As a matter of fact, I can see a whole new research field coming to existence through this very article (although the earliest findings already came in the 60’s). Through the study of animal personality, it may be possible to break down the good ol’ paradigms that have solely focused on humans.

The central theme in the Wolf paper is why personalities did evolve in the first place. The researchers ask the question:

First, why do different personality types stably coexist? Second, why is behaviour not more flexible but correlated across contexts and through time? And third, why are the same types of traits correlated in very different taxa?

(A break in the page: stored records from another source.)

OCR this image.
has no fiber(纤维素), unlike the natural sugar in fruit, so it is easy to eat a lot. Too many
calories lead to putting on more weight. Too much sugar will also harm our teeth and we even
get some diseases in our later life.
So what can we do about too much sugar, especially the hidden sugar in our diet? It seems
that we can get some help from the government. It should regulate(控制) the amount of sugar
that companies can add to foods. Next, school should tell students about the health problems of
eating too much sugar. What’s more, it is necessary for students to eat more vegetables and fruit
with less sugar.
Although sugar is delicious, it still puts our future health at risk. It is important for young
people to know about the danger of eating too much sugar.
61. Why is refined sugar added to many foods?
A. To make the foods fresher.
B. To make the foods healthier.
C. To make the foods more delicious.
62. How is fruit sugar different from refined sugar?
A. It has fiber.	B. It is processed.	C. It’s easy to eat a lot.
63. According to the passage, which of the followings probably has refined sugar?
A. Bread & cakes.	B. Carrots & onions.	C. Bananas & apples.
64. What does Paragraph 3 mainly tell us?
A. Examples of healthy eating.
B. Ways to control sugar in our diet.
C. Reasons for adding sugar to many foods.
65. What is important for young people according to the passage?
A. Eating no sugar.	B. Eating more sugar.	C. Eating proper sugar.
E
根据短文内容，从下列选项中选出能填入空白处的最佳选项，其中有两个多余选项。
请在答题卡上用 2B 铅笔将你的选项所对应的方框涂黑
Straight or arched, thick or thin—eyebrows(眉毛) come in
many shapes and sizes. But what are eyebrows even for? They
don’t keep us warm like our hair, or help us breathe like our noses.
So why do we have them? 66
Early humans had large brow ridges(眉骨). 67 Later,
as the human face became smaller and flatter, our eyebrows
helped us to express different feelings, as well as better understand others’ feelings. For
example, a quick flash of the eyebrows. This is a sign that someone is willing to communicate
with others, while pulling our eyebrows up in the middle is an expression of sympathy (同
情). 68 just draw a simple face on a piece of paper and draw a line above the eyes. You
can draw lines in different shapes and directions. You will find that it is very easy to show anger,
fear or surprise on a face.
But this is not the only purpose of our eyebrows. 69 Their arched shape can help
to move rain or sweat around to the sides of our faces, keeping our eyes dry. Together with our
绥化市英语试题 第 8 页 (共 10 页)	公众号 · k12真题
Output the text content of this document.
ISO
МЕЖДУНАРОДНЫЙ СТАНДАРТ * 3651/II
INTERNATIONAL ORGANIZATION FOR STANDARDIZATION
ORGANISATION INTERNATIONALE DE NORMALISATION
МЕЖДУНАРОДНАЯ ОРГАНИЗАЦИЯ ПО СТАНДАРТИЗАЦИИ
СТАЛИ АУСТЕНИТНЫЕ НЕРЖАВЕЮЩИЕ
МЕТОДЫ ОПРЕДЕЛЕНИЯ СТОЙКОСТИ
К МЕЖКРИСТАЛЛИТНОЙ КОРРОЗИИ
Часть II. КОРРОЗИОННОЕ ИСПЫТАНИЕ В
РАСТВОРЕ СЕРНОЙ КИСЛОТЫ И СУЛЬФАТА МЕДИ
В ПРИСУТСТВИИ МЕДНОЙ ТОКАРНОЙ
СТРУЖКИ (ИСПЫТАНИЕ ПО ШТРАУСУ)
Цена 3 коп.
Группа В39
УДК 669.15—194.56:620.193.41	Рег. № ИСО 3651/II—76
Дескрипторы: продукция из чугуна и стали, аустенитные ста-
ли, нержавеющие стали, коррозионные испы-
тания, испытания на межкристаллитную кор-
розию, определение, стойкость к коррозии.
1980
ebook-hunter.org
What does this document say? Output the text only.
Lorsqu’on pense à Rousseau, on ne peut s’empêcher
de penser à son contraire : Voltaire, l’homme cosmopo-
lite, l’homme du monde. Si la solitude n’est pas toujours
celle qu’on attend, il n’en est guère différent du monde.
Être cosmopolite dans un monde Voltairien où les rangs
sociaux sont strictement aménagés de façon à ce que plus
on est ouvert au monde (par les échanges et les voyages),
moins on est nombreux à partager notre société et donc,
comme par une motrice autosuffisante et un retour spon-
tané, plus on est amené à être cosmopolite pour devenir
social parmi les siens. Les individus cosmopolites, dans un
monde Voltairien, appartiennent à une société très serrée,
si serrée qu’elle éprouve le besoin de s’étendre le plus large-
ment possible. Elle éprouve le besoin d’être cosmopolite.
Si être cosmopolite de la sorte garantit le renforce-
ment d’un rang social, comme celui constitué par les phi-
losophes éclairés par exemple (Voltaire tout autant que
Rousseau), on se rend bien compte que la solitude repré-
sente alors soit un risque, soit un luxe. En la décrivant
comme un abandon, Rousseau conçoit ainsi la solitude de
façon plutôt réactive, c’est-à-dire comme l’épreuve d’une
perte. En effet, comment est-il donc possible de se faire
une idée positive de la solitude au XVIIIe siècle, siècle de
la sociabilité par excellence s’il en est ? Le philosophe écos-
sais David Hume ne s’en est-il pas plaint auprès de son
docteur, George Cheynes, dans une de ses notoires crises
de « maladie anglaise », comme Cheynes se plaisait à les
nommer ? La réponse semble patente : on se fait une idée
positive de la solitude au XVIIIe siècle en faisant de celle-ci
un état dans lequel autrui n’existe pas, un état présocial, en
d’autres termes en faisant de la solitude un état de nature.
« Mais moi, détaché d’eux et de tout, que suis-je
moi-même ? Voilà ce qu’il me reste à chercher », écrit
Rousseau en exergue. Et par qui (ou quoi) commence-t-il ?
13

Basically, the authors’ model starts by assuming that an individual can either reproduce now, but having acquired low-quality resources, or delay reproduction by one year, having acquired high-quality resources. For example, an individual that becomes sexually mature at a young age will have to balance the benefit of early reproduction against the cost of reproducing at a smaller size. Individuals that postpone reproduction must be able to survive to realize their reproductive expectations, and should therefore be generally risk-averse, whereas the opposite is true for those planning to reproduce early. So stable individual differences in risk-taking behaviours can evolve and be maintained when there is a trade-off between early versus late reproduction.

I won’t go more into details now, except point you to the ongoing discussion in Nature about this article (here and here). It’s certainly also going to get non-biologically personality theorists out of their armchairs, too. I look forward to keep an eye on this debate as it rolls out.